Note! The XDM server obtains its list of X11R3 servers from the file specified in the DisplayManager.servers resource in the XDM master configuration file, MULTINET:XDM.CONFIGURATION.
Add an entry to XDM.SERVERS in the following format:
server_name foreign
· server_name is the name of the X11R3 server you want to manage, in the standard X format (hostname:server number[.screen number]).
· "foreign" indicates that server_name does not use XDMCP.
The following sample XDM.SERVERS file contains entries for two X11R3 servers, BANZAI:0 and MIGUEL:0.
banzai.example.com:0 foreign
miguel.example.com:0 foreign
You can also specify classes of displays that share similar requirements.
Before the XDM server can produce a login dialog box on an X11R3 display, it must be granted access to the display via the X host access mechanism.
Note! The MultiNet XDM server does not support the MIT-MAGIC-COOKIE-1 mechanism.
The XDM server can only present the LOGINOUT dialog on X11R3 servers on which host access restrictions are entirely disabled, or enabled specifically for your MultiNet XDM server host.
For many X servers, you can disable access restrictions with the xhost client, or by modifying configuration files before starting the server.

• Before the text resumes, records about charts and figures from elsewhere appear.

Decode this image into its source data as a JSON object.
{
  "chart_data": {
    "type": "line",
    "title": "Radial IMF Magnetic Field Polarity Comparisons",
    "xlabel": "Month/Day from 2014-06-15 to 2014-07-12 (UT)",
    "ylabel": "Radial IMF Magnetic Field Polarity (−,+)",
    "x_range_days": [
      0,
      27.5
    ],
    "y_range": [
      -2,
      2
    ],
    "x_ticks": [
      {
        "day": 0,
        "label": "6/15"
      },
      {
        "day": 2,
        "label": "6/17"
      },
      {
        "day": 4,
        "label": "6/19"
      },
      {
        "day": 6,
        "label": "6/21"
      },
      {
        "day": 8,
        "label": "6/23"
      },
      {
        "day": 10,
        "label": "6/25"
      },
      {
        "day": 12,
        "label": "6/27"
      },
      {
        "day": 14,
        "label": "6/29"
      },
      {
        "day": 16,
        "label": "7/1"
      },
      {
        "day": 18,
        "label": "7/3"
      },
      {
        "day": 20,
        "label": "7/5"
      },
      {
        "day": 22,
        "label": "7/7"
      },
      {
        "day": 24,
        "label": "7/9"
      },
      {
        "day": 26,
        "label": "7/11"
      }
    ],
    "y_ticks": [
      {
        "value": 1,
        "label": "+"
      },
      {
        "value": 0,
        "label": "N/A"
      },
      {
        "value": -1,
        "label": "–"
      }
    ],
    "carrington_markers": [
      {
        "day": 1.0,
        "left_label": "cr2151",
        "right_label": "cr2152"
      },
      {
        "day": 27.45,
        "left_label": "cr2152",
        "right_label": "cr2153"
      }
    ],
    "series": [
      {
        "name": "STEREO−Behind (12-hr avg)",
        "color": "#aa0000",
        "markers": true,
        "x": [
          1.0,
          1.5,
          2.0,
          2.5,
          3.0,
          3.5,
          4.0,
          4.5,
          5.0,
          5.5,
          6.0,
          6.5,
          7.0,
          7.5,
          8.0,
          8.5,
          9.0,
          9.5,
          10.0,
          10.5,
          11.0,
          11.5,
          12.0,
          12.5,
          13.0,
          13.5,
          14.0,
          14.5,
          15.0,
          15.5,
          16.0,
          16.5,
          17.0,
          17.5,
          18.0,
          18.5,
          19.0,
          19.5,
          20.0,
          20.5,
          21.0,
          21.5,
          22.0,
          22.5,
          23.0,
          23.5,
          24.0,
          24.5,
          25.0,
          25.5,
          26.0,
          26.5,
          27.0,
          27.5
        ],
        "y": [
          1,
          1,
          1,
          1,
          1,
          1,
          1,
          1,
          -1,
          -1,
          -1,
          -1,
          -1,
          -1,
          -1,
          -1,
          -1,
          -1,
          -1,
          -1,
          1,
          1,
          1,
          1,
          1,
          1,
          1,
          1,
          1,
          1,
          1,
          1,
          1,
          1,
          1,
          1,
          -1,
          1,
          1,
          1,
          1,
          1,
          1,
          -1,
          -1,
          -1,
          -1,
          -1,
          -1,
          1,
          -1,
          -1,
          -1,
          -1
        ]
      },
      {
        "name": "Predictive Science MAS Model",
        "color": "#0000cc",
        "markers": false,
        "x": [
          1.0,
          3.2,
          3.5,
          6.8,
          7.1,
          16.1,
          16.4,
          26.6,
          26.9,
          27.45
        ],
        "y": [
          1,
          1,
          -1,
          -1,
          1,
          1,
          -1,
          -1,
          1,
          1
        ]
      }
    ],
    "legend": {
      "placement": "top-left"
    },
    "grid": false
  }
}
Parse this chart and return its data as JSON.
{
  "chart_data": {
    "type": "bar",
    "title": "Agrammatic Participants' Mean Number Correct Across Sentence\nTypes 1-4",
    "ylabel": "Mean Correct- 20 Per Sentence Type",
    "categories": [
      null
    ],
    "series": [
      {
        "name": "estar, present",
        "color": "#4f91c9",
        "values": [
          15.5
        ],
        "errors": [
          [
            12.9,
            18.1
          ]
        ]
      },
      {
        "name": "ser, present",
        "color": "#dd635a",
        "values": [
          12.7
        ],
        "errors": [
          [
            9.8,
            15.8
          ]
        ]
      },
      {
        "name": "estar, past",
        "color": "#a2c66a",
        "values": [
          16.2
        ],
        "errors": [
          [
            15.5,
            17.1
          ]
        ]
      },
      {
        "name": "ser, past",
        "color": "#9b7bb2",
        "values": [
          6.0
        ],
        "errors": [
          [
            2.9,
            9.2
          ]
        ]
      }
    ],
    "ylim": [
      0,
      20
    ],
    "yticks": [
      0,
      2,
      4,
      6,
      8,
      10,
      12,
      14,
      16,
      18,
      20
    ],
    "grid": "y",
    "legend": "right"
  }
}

Refer to your X server administration documentation for information on granting access to remote hosts.
If an X11R3 display is already being managed by another XDM server, either remove the display from the other XDM server's configuration (usually the XSERVERS file) or change the X server's host access list so the other XDM server cannot access the display. Cancel the login dialog and verify that the other XDM server's login dialog does not return.
Reload the MULTINET:XDM.SERVERS file (or stop and restart the XDM server) after you have:
· Specified which X11R3 servers you want to manage in the MULTINET:XDM.SERVERS file
· Granted access to your XDM server
· Made sure that no other XDM server is managing the X servers
The XDM server reads the XDM.SERVERS configuration file when it starts (see the Starting the XDM Server section), restarts (see the Restarting the XDM Server section), and when you reload its configuration (see the Reloading the XDM Configuration section).